Emperor Showa’s words, agony recorded in aide-de-camp’s diaries

The Yomiuri Shimbun
The diaries of Emperor Showa’s aide-de-camp Fumio Tsuboshima have been accessible at the National Diet Library’s Modern Japanese Political History Materials Room.

Emperor Showa’s undisguised worries and concerns during World War II were preserved in the diaries of an aide-de-camp, which were publicly unveiled Friday at the National Diet Library’s Modern Japanese Political History Materials Room in Chiyoda Ward, Tokyo.

The diaries of Fumio Tsuboshima (1893-1959), an aide-de-camp to Emperor Showa during the Pacific War, vividly describe the emperor’s worry about Japan’s post-war prospects, the tears he shed watching a newsreel about suicide attack units and his agony over the deteriorated war situation.

Fumio Tsuboshima

Experts see Tsuboshima’s diaries as a valuable document that expresses the emperor’s sense of desperation, as seen by an aide-de-camp who was close to the emperor.

Almost always at the emperor’s side, it was his job as an aide-de-camp, working under the chief aide-de-camp, to serve as a liaison between the emperor and the military, such as by reporting to him about military matters, transmitting his orders, and being dispatched as an Imperial representative when the army or navy conducted military exercises or military inspections. Tsuboshima was appointed to the post in September 1941 and served until March 1945.

Tsuboshima’s war diaries comprise 11 notebooks in which he wrote about events from December 1941 to March 1946. The diaries were kept by his family for a long time after his death and were not even included in the source materials for the biography of Emperor Showa compiled by the Imperial Household Agency. In November last year, the family donated them to the library.

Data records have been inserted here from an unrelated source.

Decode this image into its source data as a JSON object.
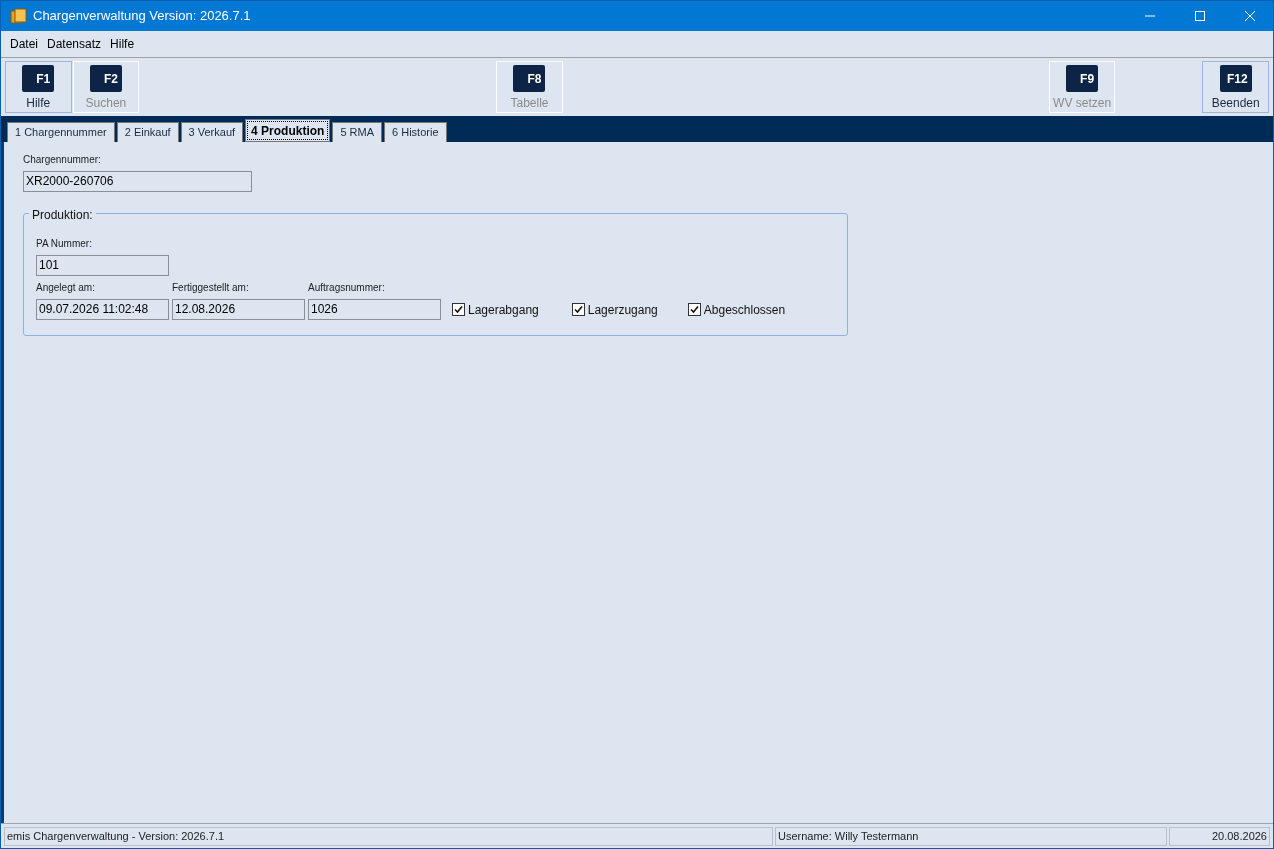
{
  "window": {
    "title": "Chargenverwaltung Version: 2026.7.1"
  },
  "menu": [
    "Datei",
    "Datensatz",
    "Hilfe"
  ],
  "toolbar": [
    {
      "key": "F1",
      "label": "Hilfe",
      "disabled": false
    },
    {
      "key": "F2",
      "label": "Suchen",
      "disabled": true
    },
    {
      "key": "F8",
      "label": "Tabelle",
      "disabled": true
    },
    {
      "key": "F9",
      "label": "WV setzen",
      "disabled": true
    },
    {
      "key": "F12",
      "label": "Beenden",
      "disabled": false
    }
  ],
  "tabs": [
    {
      "label": "1 Chargennummer",
      "selected": false
    },
    {
      "label": "2 Einkauf",
      "selected": false
    },
    {
      "label": "3 Verkauf",
      "selected": false
    },
    {
      "label": "4 Produktion",
      "selected": true
    },
    {
      "label": "5 RMA",
      "selected": false
    },
    {
      "label": "6 Historie",
      "selected": false
    }
  ],
  "chargennummer": {
    "label": "Chargennummer:",
    "value": "XR2000-260706"
  },
  "produktion": {
    "title": "Produktion:",
    "pa_nummer": {
      "label": "PA Nummer:",
      "value": "101"
    },
    "fields": [
      {
        "label": "Angelegt am:",
        "value": "09.07.2026 11:02:48"
      },
      {
        "label": "Fertiggestellt am:",
        "value": "12.08.2026"
      },
      {
        "label": "Auftragsnummer:",
        "value": "1026"
      }
    ],
    "checkboxes": [
      {
        "label": "Lagerabgang",
        "checked": true
      },
      {
        "label": "Lagerzugang",
        "checked": true
      },
      {
        "label": "Abgeschlossen",
        "checked": true
      }
    ]
  },
  "status_bar": {
    "app": "emis Chargenverwaltung - Version: 2026.7.1",
    "user": "Username: Willy Testermann",
    "date": "20.08.2026"
  }
}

Back then, Tsuboshima was a major general — later promoted to lieutenant general — and worked with Shigeru Hasunuma, the chief aide-de-camp. He had access to much crucial war-related information.

According to his diaries, an entry for March 7, 1945, states that the emperor “wiped away tears” while watching a newsreel scene about a suicide attack unit writing down messages before going to the war front.

Ponder the end of war

Tsuboshima’s notebooks, with “Reference for service” written on their covers, are filled with Emperor Showa’s remarks worrying about the state of the war and the situation the soldiers were in.

In an entry dated Jan. 3, 1943, about fighting in the South Pacific including in New Guinea, the emperor warns soldiers not to let down their guard by saying: “While you believe you’re fighting against a part of the enemy, its powerful force may advance or its new airfield may appear before you know it. So, you need to be careful.”

The Yomiuri Shimbun
The cover of Tsuboshima’s diaries reads “Reference of service.”

There is also a description of Emperor Showa around that time muttering to himself while taking a bath.

Japan Society for the Promotion of Science researcher Naoki Iijima said, “The diaries have deeply interesting depictions of Emperor Showa that vividly show his agony when the war situation takes a bad turn.”

In an entry dated Feb. 3, 1943, Emperor Showa, who was concerned about the soldiers’ food supply, asked Tsuboshima, “How is food stored in tropical areas?”

The description shows the emperor paid attention not only to the war situation but also to the food for soldiers in the harsh conditions of the battlefield.

However, after February 1944, when the U.S. Army raided Truk Lagoon, which was then a major Japanese military base and is now part of Chuuk State in the Federated States of Micronesia, Emperor Showa began to speak less about the war situation.

According to an entry dated March 27, 1944, hearing the vice chief of staff’s report on the war situation, the emperor said: “It sounds like you are saying we can make it if we try hard. Of course, there is nothing wrong with trying hard. But if the nation is driven into a corner, it will be difficult to recover its power after the war,” implying that the tide of the war had started to turn against Japan and showing concern about the nation’s postwar condition.

In response to the emperor’s remarks, Tsuboshima wrote, “I am humbled by the Emperor’s worry over how to end this war.”

Fumitaka Kurosawa, a professor emeritus at Tokyo Woman’s Christian University who specializes in the modern history of Japan, said the Emperor “must have contemplated the end of the war while thinking of the deteriorating war situation in Japan, combined with the global situation.”

Meiji University Prof. Akira Yamada, who is familiar with military history and Emperor Showa, said he knew of no other diaries left by general-class officers in a position like aide-de-camp during the war.

“In addition to words spoken by the emperor during World War II, facts and figures were recorded in extreme detail, apparently to be ready for questions and inquiries from the emperor,” Yamada said. “In that sense, the diaries are valuable historical material for understanding the quality and quantity of information obtained by the emperor at that time.”